‘Let’s get going’
To the Editor:
Last week’s Swarthmorean reported on the most recent Borough Council meeting, including the news that our Council unanimously passed a resolution called “Ready for 100.” It calls for our entire borough — municipal, institutional, business, and residential — to achieve 100% clean, renewable energy by the year 2050, with an intermediate goal of all electricity to be renewable by 2035. Transparency and equity are an integral part of it. This is in response to a nationwide Sierra Club challenge that has resulted in one fourth of all U.S. residents now living in areas where this goal has been endorsed. (To be sure, it is an ambitious goal, but one that is necessary if we are to keep within the 1.5 degree centigrade global temperature increase that the UN 2018 IPCC Report declared to be an absolutely crucial threshold.)
What will this mean for Swarthmore residents? Probably something different for each household, whether it be improving your home’s energy efficiency, exploring installing solar panels or a geothermal system, planting trees, signing up for renewable energy at www.papowerswitch.com, or changing your commuting and travel practices to use fewer fossil fuels. But as a community there is more we can do together.
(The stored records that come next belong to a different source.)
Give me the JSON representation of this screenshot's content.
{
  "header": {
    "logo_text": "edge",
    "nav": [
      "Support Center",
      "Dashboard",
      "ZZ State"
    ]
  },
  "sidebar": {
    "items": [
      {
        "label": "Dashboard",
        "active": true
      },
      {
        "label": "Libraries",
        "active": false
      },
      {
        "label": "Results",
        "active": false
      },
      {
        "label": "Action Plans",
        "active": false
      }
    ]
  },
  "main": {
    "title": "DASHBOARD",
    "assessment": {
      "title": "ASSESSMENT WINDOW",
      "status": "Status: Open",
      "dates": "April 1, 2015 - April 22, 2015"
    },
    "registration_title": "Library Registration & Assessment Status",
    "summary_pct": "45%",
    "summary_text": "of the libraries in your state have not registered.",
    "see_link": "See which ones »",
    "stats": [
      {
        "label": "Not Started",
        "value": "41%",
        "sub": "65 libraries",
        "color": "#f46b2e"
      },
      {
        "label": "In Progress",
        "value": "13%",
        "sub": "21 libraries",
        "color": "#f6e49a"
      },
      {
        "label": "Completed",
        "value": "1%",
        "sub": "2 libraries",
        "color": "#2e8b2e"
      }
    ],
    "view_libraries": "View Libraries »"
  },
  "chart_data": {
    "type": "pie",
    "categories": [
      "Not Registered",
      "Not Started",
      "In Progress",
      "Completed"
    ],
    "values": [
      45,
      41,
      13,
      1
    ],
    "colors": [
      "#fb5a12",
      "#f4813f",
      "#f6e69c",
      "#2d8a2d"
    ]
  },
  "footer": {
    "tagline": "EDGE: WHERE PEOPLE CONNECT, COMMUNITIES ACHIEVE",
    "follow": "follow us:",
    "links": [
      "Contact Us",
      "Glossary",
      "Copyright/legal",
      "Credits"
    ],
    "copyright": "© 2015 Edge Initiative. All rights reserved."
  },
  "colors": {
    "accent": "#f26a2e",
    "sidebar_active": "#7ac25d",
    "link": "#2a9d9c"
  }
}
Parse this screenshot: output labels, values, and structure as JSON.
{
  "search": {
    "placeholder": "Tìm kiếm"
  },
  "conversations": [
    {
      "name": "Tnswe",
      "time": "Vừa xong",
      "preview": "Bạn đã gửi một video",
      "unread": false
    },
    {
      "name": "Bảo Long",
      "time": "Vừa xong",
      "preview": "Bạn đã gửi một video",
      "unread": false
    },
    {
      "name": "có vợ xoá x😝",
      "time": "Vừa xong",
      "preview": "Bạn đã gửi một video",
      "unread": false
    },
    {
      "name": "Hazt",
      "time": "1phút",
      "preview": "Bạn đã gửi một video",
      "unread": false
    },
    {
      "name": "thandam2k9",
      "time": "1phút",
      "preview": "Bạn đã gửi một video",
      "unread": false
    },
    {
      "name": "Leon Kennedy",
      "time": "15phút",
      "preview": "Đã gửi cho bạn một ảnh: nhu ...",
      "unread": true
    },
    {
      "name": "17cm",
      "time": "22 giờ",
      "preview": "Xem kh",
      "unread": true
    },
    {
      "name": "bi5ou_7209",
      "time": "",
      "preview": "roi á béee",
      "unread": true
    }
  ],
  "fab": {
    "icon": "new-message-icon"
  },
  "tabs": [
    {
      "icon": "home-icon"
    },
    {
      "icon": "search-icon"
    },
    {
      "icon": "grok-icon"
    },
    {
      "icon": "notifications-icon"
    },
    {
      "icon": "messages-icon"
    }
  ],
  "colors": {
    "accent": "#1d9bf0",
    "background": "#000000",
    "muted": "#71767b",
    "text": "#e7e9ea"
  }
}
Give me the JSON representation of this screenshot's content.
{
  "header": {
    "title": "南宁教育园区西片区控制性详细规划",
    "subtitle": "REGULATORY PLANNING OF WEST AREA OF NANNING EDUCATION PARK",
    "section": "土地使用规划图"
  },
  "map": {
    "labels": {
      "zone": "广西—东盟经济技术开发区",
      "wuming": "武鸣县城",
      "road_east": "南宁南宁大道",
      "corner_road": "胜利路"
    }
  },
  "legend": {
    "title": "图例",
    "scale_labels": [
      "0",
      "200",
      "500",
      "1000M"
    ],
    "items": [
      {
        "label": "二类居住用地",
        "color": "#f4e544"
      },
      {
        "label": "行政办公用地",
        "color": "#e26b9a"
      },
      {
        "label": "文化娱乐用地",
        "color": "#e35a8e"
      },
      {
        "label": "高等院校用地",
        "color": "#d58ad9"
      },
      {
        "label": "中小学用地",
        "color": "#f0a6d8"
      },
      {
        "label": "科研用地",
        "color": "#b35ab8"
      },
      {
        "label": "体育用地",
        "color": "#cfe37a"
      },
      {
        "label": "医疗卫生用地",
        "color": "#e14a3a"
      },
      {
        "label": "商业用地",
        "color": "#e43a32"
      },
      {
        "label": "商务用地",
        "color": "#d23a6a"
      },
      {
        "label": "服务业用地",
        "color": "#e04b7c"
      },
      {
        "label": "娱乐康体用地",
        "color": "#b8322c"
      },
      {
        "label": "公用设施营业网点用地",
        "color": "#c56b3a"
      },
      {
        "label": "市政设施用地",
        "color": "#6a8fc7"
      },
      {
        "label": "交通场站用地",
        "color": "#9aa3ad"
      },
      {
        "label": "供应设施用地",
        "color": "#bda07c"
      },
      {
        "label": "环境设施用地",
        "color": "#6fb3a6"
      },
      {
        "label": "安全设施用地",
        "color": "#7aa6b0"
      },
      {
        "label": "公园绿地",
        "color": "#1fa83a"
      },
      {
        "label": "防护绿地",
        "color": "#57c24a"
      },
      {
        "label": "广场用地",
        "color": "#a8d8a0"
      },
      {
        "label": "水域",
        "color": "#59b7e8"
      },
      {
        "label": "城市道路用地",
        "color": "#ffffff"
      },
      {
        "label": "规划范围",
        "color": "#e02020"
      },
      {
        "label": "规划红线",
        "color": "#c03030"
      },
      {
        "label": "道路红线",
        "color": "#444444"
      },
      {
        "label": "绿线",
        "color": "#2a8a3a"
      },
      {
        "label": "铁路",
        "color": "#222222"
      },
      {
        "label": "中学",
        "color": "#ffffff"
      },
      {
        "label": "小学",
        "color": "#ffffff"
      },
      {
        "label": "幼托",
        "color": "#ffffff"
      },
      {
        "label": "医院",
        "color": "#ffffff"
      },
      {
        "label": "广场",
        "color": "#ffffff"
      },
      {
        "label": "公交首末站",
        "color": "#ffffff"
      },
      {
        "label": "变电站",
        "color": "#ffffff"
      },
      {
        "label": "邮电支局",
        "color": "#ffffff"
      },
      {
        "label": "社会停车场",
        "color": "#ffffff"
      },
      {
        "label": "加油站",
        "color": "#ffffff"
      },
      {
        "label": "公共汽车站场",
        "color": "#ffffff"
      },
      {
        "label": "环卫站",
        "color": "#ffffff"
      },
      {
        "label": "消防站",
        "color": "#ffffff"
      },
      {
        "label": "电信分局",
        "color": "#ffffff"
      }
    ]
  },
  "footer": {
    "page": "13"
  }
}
In order for the Borough resolution to make a real difference, we will need to engage our neighbors at community fairs, knock on doors with flyers, talk to friends about what we’ve learned, and lobby our state and federal elected representatives, and much more. A great example of a step in the right direction is the Council’s recent decision to install a couple of EV (electric vehicle) charging stations in the Borough parking lot. Let’s get creative! Maybe have a contingent of EV’s in the Independence Day parade, or organize open houses where we can all learn about efficiency measures our neighbors have taken. We can invite speakers, learn from other communities to see what they’ve figured out, get more connected with Swarthmore College sustainability efforts, etc.
If you have ideas or would like to be involved, feel free to contact me (sueedwards79@gmail.com), or reach out to Elizabeth Jenkins (scrampt1@gmail.com), chair of Swarthmore’s Environmental Advisory Council, which will oversee our town’s progress.
To paraphrase a quote that has been bandied about, we’re the first generation that grasps the seriousness of the climate crisis and the last generation that can actually do something about it. Let’s get going.